January 26, 2014
DHS wants teen returned to mum who held him down while circumcised by witchdoctorby Shannon Deery
THE Department of Human Services is trying to force a 14-year-old boy who was pinned down by his mother while he was forcibly circumcised by an international witchdoctor to return to live with her.
The teen remained conscious throughout the procedure.
The boy has told authorities he was one of 13 young boys across Melbourne to experience similar backyard procedures by the visiting witchdoctor on Boxing Day, in line with his mother's South Pacific culture.
The boy was rushed to the Royal Children's Hospital in the days after the circumcision because of complications with his recovery.
The boy was in so much pain doctors had to anaesthetise him so they could remove bandaging from his genitalia.
The boy was removed from his mother's care under a protection order, but the Department of Human Services yesterday applied to have the order withdrawn.
The move is being opposed by the boy's father, who made a complaint to police after learning about the procedure.
It is believed the boy's siblings were home at the time and might have witnessed the operation.
Authorities have been told the boys' families paid for the witchdoctor's flights to and from Melbourne, and for each of the circumcisions he performed.
It is believed he performed the operations in suburbs including Springvale, Werribee and Point Cook.
The witchdoctor is believed to visit Melbourne regularly to perform the procedures for the small community who believe the circumcision of boys is an important rite of passage that marks them as men.
In the boy's family's country of origin, the culturally significant milestone is performed in hospital and paid for by the government.

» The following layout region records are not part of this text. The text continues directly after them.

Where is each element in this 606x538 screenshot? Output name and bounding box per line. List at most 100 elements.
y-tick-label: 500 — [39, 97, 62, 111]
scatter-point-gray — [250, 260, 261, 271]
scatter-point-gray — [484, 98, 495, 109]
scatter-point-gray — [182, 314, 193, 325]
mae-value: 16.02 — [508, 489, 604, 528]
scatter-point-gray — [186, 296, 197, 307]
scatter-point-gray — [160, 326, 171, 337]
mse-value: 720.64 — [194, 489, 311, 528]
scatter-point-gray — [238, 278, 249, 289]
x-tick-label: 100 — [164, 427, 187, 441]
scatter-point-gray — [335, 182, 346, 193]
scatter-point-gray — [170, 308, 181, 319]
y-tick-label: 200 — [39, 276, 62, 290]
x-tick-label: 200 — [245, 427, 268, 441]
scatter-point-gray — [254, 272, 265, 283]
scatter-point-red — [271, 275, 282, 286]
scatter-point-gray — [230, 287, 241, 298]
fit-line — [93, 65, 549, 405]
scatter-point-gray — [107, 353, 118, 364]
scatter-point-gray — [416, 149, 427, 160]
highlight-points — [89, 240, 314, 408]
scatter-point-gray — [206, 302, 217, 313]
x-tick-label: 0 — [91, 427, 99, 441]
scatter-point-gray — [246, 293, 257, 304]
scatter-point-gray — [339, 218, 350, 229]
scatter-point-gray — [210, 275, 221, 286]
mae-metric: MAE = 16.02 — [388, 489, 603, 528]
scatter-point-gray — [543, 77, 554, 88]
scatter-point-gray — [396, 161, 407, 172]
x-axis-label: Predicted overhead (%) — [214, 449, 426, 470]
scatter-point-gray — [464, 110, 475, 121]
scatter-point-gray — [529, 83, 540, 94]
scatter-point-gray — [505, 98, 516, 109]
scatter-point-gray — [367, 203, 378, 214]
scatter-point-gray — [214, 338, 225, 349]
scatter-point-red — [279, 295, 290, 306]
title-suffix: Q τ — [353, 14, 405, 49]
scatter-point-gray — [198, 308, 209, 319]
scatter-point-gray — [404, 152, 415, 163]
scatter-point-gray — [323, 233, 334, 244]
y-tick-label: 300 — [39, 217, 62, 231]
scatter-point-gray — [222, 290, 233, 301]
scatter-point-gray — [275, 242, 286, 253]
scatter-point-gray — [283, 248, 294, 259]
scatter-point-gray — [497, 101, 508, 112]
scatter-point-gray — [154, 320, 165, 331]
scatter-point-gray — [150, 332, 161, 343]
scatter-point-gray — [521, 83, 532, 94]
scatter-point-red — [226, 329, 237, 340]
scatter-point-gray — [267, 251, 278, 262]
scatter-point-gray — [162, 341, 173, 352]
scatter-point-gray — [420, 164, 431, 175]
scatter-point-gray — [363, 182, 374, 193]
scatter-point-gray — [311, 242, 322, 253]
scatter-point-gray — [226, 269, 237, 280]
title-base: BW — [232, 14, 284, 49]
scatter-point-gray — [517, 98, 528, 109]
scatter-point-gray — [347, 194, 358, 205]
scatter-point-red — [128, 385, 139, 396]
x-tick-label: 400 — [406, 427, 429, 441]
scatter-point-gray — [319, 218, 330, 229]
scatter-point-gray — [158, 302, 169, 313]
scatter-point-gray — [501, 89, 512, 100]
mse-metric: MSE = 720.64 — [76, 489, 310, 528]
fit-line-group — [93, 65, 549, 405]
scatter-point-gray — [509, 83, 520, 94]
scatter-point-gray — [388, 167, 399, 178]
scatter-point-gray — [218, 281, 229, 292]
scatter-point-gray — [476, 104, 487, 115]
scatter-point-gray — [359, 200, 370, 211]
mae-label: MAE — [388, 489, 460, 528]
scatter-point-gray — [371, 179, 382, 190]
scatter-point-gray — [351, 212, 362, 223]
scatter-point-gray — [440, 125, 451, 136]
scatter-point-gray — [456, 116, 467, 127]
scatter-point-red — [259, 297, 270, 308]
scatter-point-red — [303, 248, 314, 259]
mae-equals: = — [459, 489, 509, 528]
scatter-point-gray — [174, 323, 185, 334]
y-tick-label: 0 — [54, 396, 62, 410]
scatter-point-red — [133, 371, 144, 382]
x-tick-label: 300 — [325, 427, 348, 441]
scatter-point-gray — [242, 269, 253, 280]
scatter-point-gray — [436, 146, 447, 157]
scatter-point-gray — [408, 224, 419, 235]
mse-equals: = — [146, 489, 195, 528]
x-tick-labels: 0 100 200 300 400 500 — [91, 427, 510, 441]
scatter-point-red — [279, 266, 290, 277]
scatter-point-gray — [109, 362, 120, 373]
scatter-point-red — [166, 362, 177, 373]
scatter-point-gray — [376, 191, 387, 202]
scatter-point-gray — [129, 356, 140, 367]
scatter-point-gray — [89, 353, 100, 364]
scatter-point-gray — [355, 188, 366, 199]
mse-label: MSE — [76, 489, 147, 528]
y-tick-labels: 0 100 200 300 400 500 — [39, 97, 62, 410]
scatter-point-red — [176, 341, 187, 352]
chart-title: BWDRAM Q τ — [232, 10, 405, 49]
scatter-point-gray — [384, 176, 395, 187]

Victorian Opposition spokeswoman for children Jenny Mikakos called on the State Government to explain if this had happened before and if it could happen again.
"How can the department allow this invasive procedure to occur when one parent and the child himself are vehemently against it?" Ms Mikakos said.
Australasian Institute for Genital Autonomy chairman Paul Mason called for moves to ban circumcision.
"In this instance it seems to have been a cultural practice, and many cultures have unnecessary genital surgery,'' Mr Mason said.
"In this country we've outlawed female circumcision, but for some reason it's still OK to circumcise a boy. I can't see why it's better to cut a boy than to cut a girl. There's no logic.''
Mr Mason said he was shocked the procedure would be carried out in backyards, saying the risk of complications existed at the best hospitals in the world.
HS would not comment as the matter is before the courts.